As I already wrote on my blog, the hybrid event went fine for me, in spite of losing the match. I already complained in the previous posts of my head not working properly in the preparation process, but when I started playing it worked really well, so I can conclude that the preparation served its purpose.
What I noticed is that when my brain works well there is either no, or very little, lag. By lag I mean the time between seeing a position and the moment the brain starts coming up with moves.
So when the brain is slow and sluggish there is a lot of lag. It usually manifests as mere staring at a position in the same way I stare at a wall. Just staring, the brain is blank, there is no connection between what I see (the position) and the brain, no moves are being produced.
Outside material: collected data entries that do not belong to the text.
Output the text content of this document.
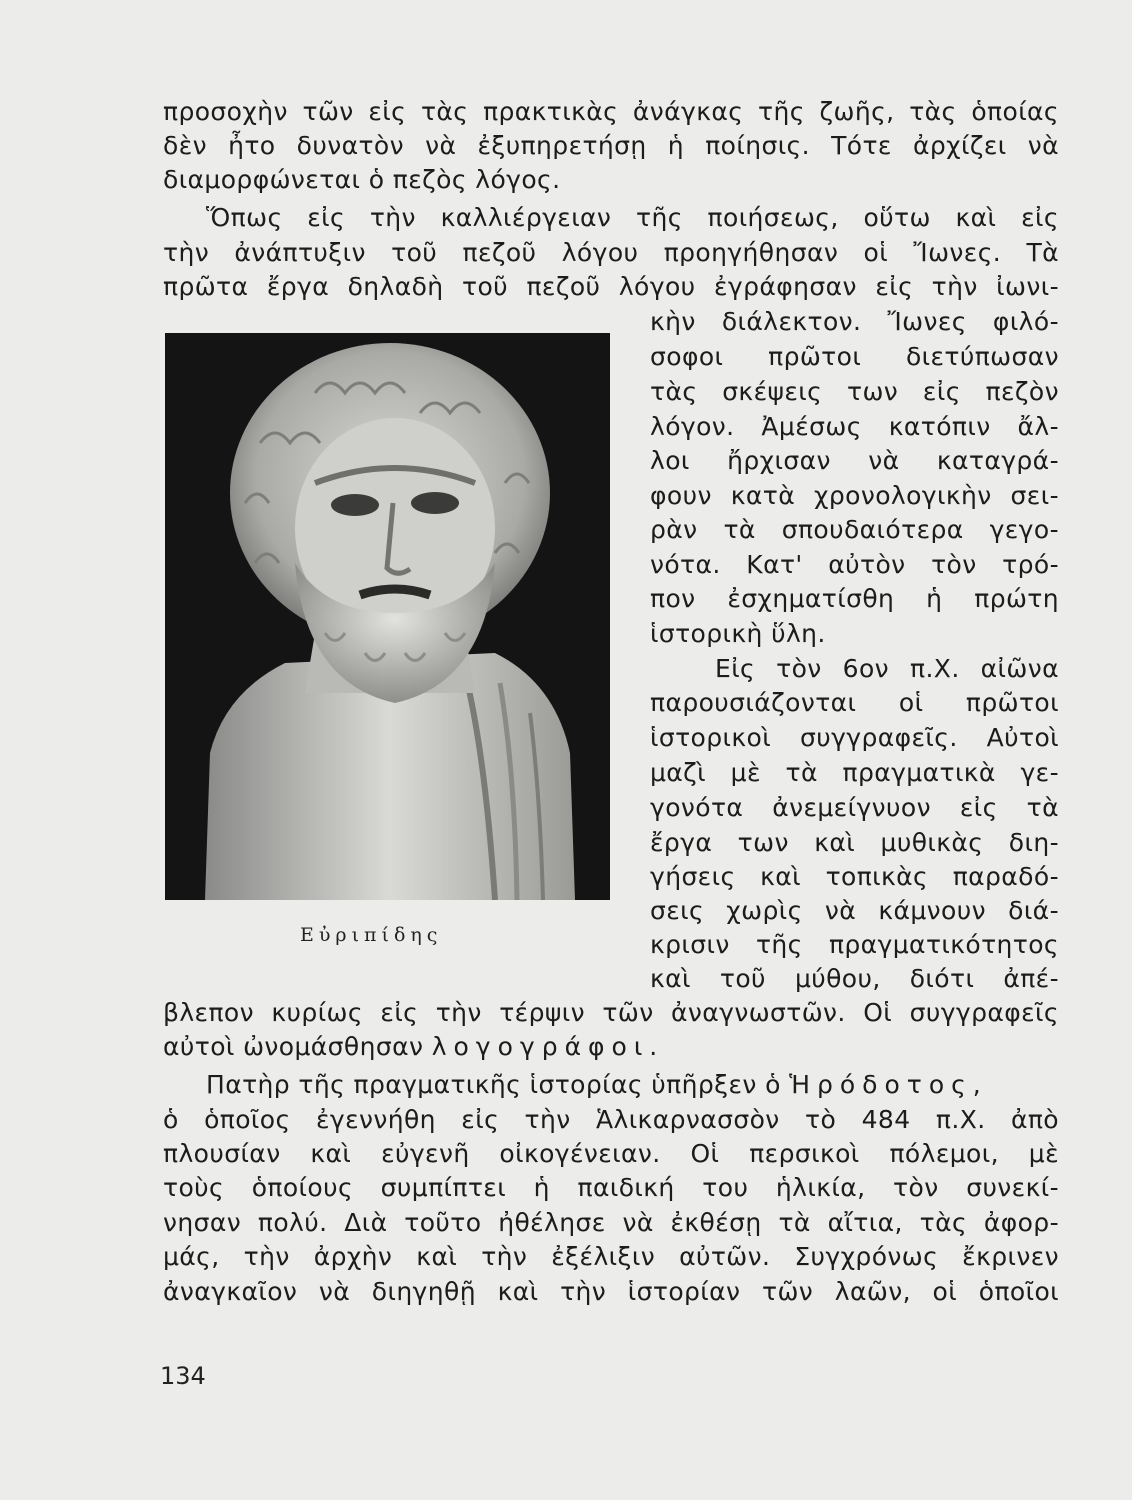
προσοχὴν τῶν εἰς τὰς πρακτικὰς ἀνάγκας τῆς ζωῆς, τὰς ὁποίας
δὲν ἦτο δυνατὸν νὰ ἐξυπηρετήσῃ ἡ ποίησις. Τότε ἀρχίζει νὰ
διαμορφώνεται ὁ πεζὸς λόγος.
Ὅπως εἰς τὴν καλλιέργειαν τῆς ποιήσεως, οὕτω καὶ εἰς
τὴν ἀνάπτυξιν τοῦ πεζοῦ λόγου προηγήθησαν οἱ Ἴωνες. Τὰ
πρῶτα ἔργα δηλαδὴ τοῦ πεζοῦ λόγου ἐγράφησαν εἰς τὴν ἰωνι-
κὴν διάλεκτον. Ἴωνες φιλό-
σοφοι πρῶτοι διετύπωσαν
τὰς σκέψεις των εἰς πεζὸν
λόγον. Ἀμέσως κατόπιν ἄλ-
λοι ἤρχισαν νὰ καταγρά-
φουν κατὰ χρονολογικὴν σει-
ρὰν τὰ σπουδαιότερα γεγο-
νότα. Κατ' αὐτὸν τὸν τρό-
πον ἐσχηματίσθη ἡ πρώτη
ἱστορικὴ ὕλη.
Εἰς τὸν 6ον π.Χ. αἰῶνα
παρουσιάζονται οἱ πρῶτοι
ἱστορικοὶ συγγραφεῖς. Αὐτοὶ
μαζὶ μὲ τὰ πραγματικὰ γε-
γονότα ἀνεμείγνυον εἰς τὰ
ἔργα των καὶ μυθικὰς διη-
γήσεις καὶ τοπικὰς παραδό-
σεις χωρὶς νὰ κάμνουν διά-
κρισιν τῆς πραγματικότητος
καὶ τοῦ μύθου, διότι ἀπέ-
Εὐριπίδης
βλεπον κυρίως εἰς τὴν τέρψιν τῶν ἀναγνωστῶν. Οἱ συγγραφεῖς
αὐτοὶ ὠνομάσθησαν λογογράφοι.
Πατὴρ τῆς πραγματικῆς ἱστορίας ὑπῆρξεν ὁ Ἡρόδοτος,
ὁ ὁποῖος ἐγεννήθη εἰς τὴν Ἁλικαρνασσὸν τὸ 484 π.Χ. ἀπὸ
πλουσίαν καὶ εὐγενῆ οἰκογένειαν. Οἱ περσικοὶ πόλεμοι, μὲ
τοὺς ὁποίους συμπίπτει ἡ παιδική του ἡλικία, τὸν συνεκί-
νησαν πολύ. Διὰ τοῦτο ἠθέλησε νὰ ἐκθέσῃ τὰ αἴτια, τὰς ἀφορ-
μάς, τὴν ἀρχὴν καὶ τὴν ἐξέλιξιν αὐτῶν. Συγχρόνως ἔκρινεν
ἀναγκαῖον νὰ διηγηθῇ καὶ τὴν ἱστορίαν τῶν λαῶν, οἱ ὁποῖοι
134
An ideal visual motivation for me is the sight of what happenes when I press Alt+F2 (start engine) in Chessbase. The engine immediately starts coming up with moves and changes them as it calculates the position more deeply. This is how I want my brain to work during a game, not to waste time staring but to continuously come up with moves and improve the quality of those moves.
I have noticed that the best players, apart from having no lag whatsoever, have another extremely important quality of their mental work. This quality is relevance.
I had the good fortune to comment online with players like Svidler and Harikrishna and I noticed how they immediately come up with moves the moment a move is made on the board, but more importantly they always come up with relevant moves. They never propose moves that are out of touch with the position.
I remember seeing a video of Nakamura and some IM when they both solve the same puzzles and then they share the thoughts they had while solving them. It was incredible how Nakamura was always, without a single exception, so much to the point while the IM was often meandering and “lagging” in his thought process. He would often see the same move like Nakamura but then would just “lag” instead of continuing to come up with moves. Nakamura, on the other hand, was like an engine switched on, relentlessly going forward with the moves, and coming to conclusions.
From my own experience, lag can be reduced significantly by constant practice. The key, as always, is in the word constant.